Tunisie: un nouveau chef à la Banque centrale après un mois d’imbroglio
L’Assemblée nationale constituante de Tunisie (ANC) a approuvé mardi la nomination à la tête de la Banque centrale de Chedly Ayari, une personnalité controversée liée au régime tunisien déchu, mettant fin à un mois d’un imbroglio qui a nourri la nervosité des acteurs économiques.
« La désignation de Chedly Ayari comme gouverneur de la Banque centrale est adoptée », a déclaré le président de l’ANC, Mustapha Ben Jaafar.
Les élus de l’opposition ont dénoncé dans la foulée les conditions du vote, 190 députés ayant voté alors que seuls 156 étaient présents au moment de l’appel au début de la séance. Le résultat a été par ailleurs serré, avec 97 voix pour cette nomination, 89 contre et quatre abstentions.
La candidature de M. Ayari, qui aura 79 ans en août, a été très critiquée par l’opposition et une partie de la coalition au pouvoir, en raison de son âge et de ses relations avec le régime de Zine El Abidine Ben Ali, le président tunisien renversé par une révolution en janvier 2011.
« Si nos objectifs sont la réduction du chômage, la réduction de la pauvreté (. . . ) il faut que la BCT oeuvre dans le même sens » que le gouvernement, a déclaré M. Ayari, promettant dans le même temps de garantir l’indépendance de la banque et la stabilité du dinar tunisien.
Ce docteur en économie a été notamment ministre du Plan à l’époque du père de l’indépendance Habib Bourguiba. Il a par la suite occupé des fonctions dans des institutions financières internationales, comme la Banque africaine de développement, avant d’être nommé sénateur par Ben Ali.

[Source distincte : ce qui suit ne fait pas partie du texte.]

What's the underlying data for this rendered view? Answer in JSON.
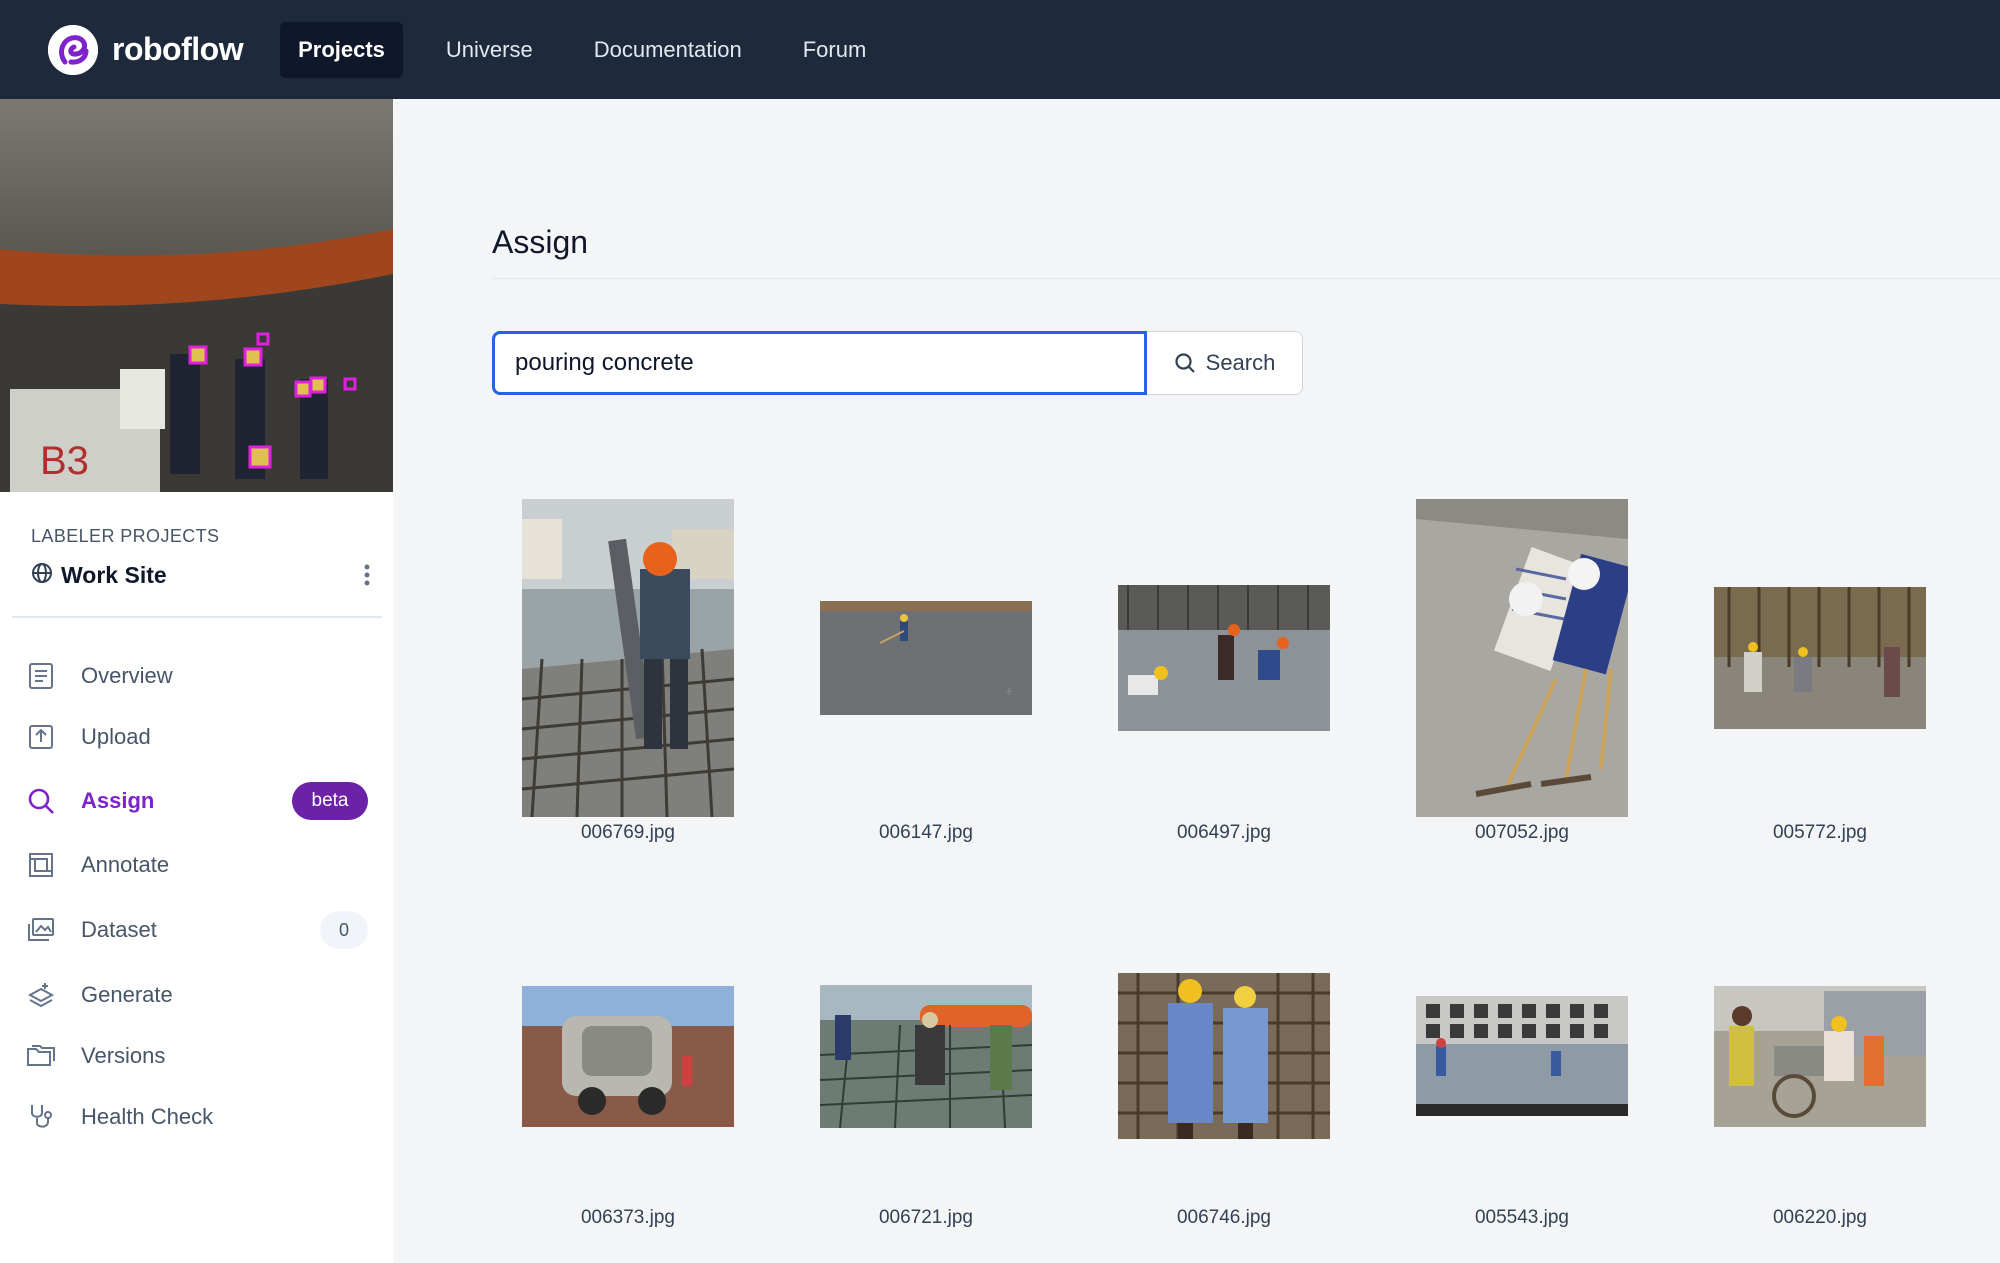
{
  "brand": {
    "name": "roboflow"
  },
  "nav": {
    "items": [
      "Projects",
      "Universe",
      "Documentation",
      "Forum"
    ]
  },
  "sidebar": {
    "section_title": "LABELER PROJECTS",
    "project_name": "Work Site",
    "menu": [
      {
        "label": "Overview",
        "icon": "overview-icon"
      },
      {
        "label": "Upload",
        "icon": "upload-icon"
      },
      {
        "label": "Assign",
        "icon": "search-icon",
        "badge": "beta"
      },
      {
        "label": "Annotate",
        "icon": "annotate-icon"
      },
      {
        "label": "Dataset",
        "icon": "dataset-icon",
        "count": "0"
      },
      {
        "label": "Generate",
        "icon": "generate-icon"
      },
      {
        "label": "Versions",
        "icon": "versions-icon"
      },
      {
        "label": "Health Check",
        "icon": "health-check-icon"
      }
    ]
  },
  "main": {
    "title": "Assign",
    "search": {
      "value": "pouring concrete",
      "button_label": "Search"
    },
    "images": [
      "006769.jpg",
      "006147.jpg",
      "006497.jpg",
      "007052.jpg",
      "005772.jpg",
      "006373.jpg",
      "006721.jpg",
      "006746.jpg",
      "005543.jpg",
      "006220.jpg"
    ]
  },
  "colors": {
    "nav_bg": "#1e293b",
    "accent": "#7e22ce",
    "focus": "#2563eb"
  }
}
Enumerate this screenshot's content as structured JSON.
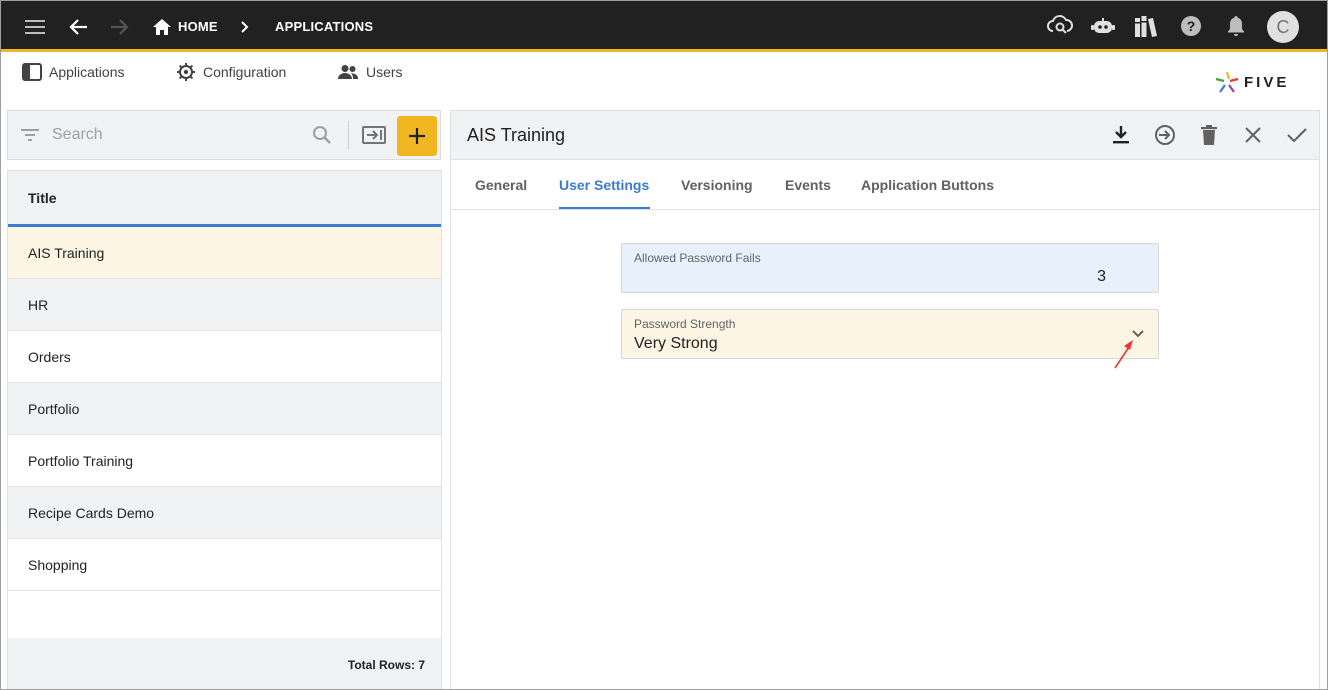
{
  "topbar": {
    "breadcrumb_home": "HOME",
    "breadcrumb_applications": "APPLICATIONS",
    "avatar_letter": "C",
    "icons": [
      "menu-icon",
      "back-arrow-icon",
      "forward-arrow-icon",
      "home-icon",
      "chevron-right-icon",
      "cloud-search-icon",
      "chatbot-icon",
      "library-icon",
      "help-icon",
      "bell-icon"
    ]
  },
  "nav": {
    "applications": "Applications",
    "configuration": "Configuration",
    "users": "Users",
    "logo_text": "FIVE"
  },
  "list_panel": {
    "search_placeholder": "Search",
    "column_title": "Title",
    "rows": [
      "AIS Training",
      "HR",
      "Orders",
      "Portfolio",
      "Portfolio Training",
      "Recipe Cards Demo",
      "Shopping"
    ],
    "selected_index": 0,
    "total_rows_label": "Total Rows: 7"
  },
  "form": {
    "title": "AIS Training",
    "tabs": [
      "General",
      "User Settings",
      "Versioning",
      "Events",
      "Application Buttons"
    ],
    "active_tab": "User Settings",
    "fields": {
      "allowed_password_fails_label": "Allowed Password Fails",
      "allowed_password_fails_value": "3",
      "password_strength_label": "Password Strength",
      "password_strength_value": "Very Strong"
    }
  },
  "colors": {
    "topbar_bg": "#212121",
    "accent_yellow": "#f2b622",
    "accent_blue": "#3b7bd4",
    "selected_row": "#fdf5e3",
    "alt_row": "#f1f2f3",
    "annotation_arrow": "#e53935"
  }
}
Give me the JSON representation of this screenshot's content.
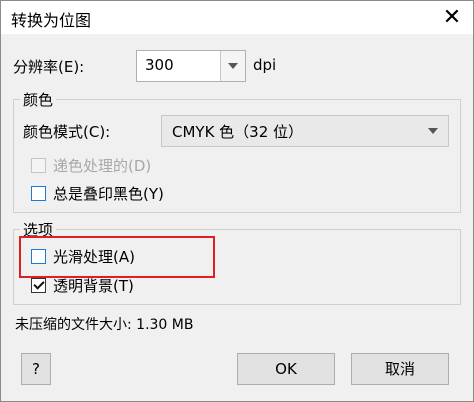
{
  "window": {
    "title": "转换为位图",
    "close_glyph": "✕"
  },
  "resolution": {
    "label": "分辨率(E):",
    "value": "300",
    "unit": "dpi"
  },
  "color_group": {
    "legend": "颜色",
    "mode_label": "颜色模式(C):",
    "mode_value": "CMYK 色（32 位）",
    "dither_label": "递色处理的(D)",
    "dither_checked": false,
    "dither_enabled": false,
    "overprint_label": "总是叠印黑色(Y)",
    "overprint_checked": false
  },
  "options_group": {
    "legend": "选项",
    "antialias_label": "光滑处理(A)",
    "antialias_checked": false,
    "transparent_label": "透明背景(T)",
    "transparent_checked": true
  },
  "uncompressed_size": "未压缩的文件大小: 1.30 MB",
  "buttons": {
    "help": "?",
    "ok": "OK",
    "cancel": "取消"
  },
  "colors": {
    "highlight_border": "#e02020",
    "checkbox_focus": "#1e7ad6"
  }
}
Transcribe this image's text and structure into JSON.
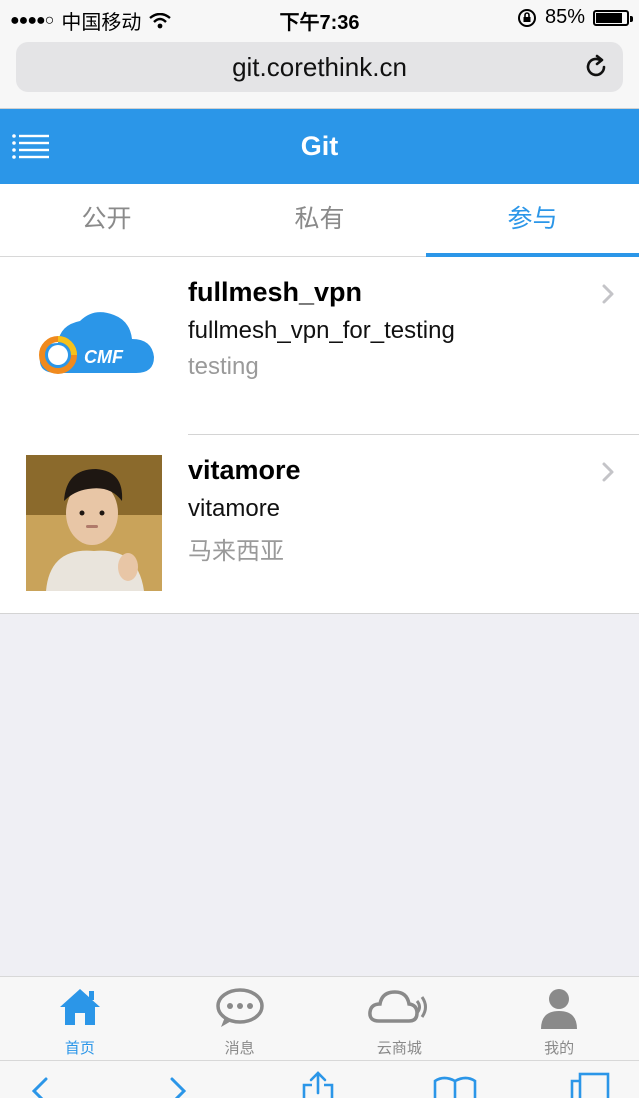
{
  "status_bar": {
    "signal": "●●●●○",
    "carrier": "中国移动",
    "time": "下午7:36",
    "battery": "85%",
    "battery_level": 0.85
  },
  "browser": {
    "url": "git.corethink.cn"
  },
  "app_bar": {
    "title": "Git",
    "accent": "#2b96e8"
  },
  "tabs": [
    {
      "label": "公开",
      "active": false
    },
    {
      "label": "私有",
      "active": false
    },
    {
      "label": "参与",
      "active": true
    }
  ],
  "repos": [
    {
      "name": "fullmesh_vpn",
      "description": "fullmesh_vpn_for_testing",
      "meta": "testing",
      "thumb_text": "CMF",
      "thumb_type": "cmf-logo"
    },
    {
      "name": "vitamore",
      "description": "vitamore",
      "meta": "马来西亚",
      "thumb_type": "avatar-photo"
    }
  ],
  "tab_bar": [
    {
      "label": "首页",
      "icon": "home-icon",
      "active": true
    },
    {
      "label": "消息",
      "icon": "chat-bubble-icon",
      "active": false
    },
    {
      "label": "云商城",
      "icon": "cloud-icon",
      "active": false
    },
    {
      "label": "我的",
      "icon": "user-icon",
      "active": false
    }
  ]
}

Cette dernière collaboration lui a valu de nombreuses critiques. Rached Ghannouchi, le chef du parti islamiste Ennahada qui domine le gouvernement, a reconnu cet écueil, mais souligné que la Tunisie avait besoin de ses compétences.
« L’Etat (. . . ) doit distinguer ceux qui trempaient jusqu’au cou dans la dictature et la corruption et doivent être jugés, et les professionnels qui ont eu des relations limitées avec la dictature », a-t-il écrit sur sa page Facebook.
Dans les tribunes réservées aux spectateurs à l’ANC, certains ont brandi mardi des affichettes proclamant « Dégage » à l’attention de M. Ayari, reprenant le célèbre slogan révolutionnaire qui s’adressait à Ben Ali.
Le limogeage fin juin du gouverneur de la Banque centrale, Mustapha Kamel Nabli, a déclenché une longue joute entre le gouvernement et l’opposition qui accuse les autorités de vouloir contrôler l’institution.
Des vices de forme et maladresses de la part de la coalition au pouvoir –Ennahda et deux partis de centre-gauche– ont attisé la polémique la semaine dernière.
Cet imbroglio a par ailleurs été vivement critiqué lundi par l’agence de notation Moody’s, qui doit décider prochainement de dégrader ou non la note de la dette souveraine tunisienne.
« Le limogeage de M. Nabli (. . . ) va continuer d’ébranler des investisseurs qui sont déjà nerveux à la suite de la révolution de l’année dernière », a indiqué Moody’s.
M. Nabli était considéré comme un farouche défenseur de l’indépendance de la BCT et un opposant ferme au recours à « la planche à billet ».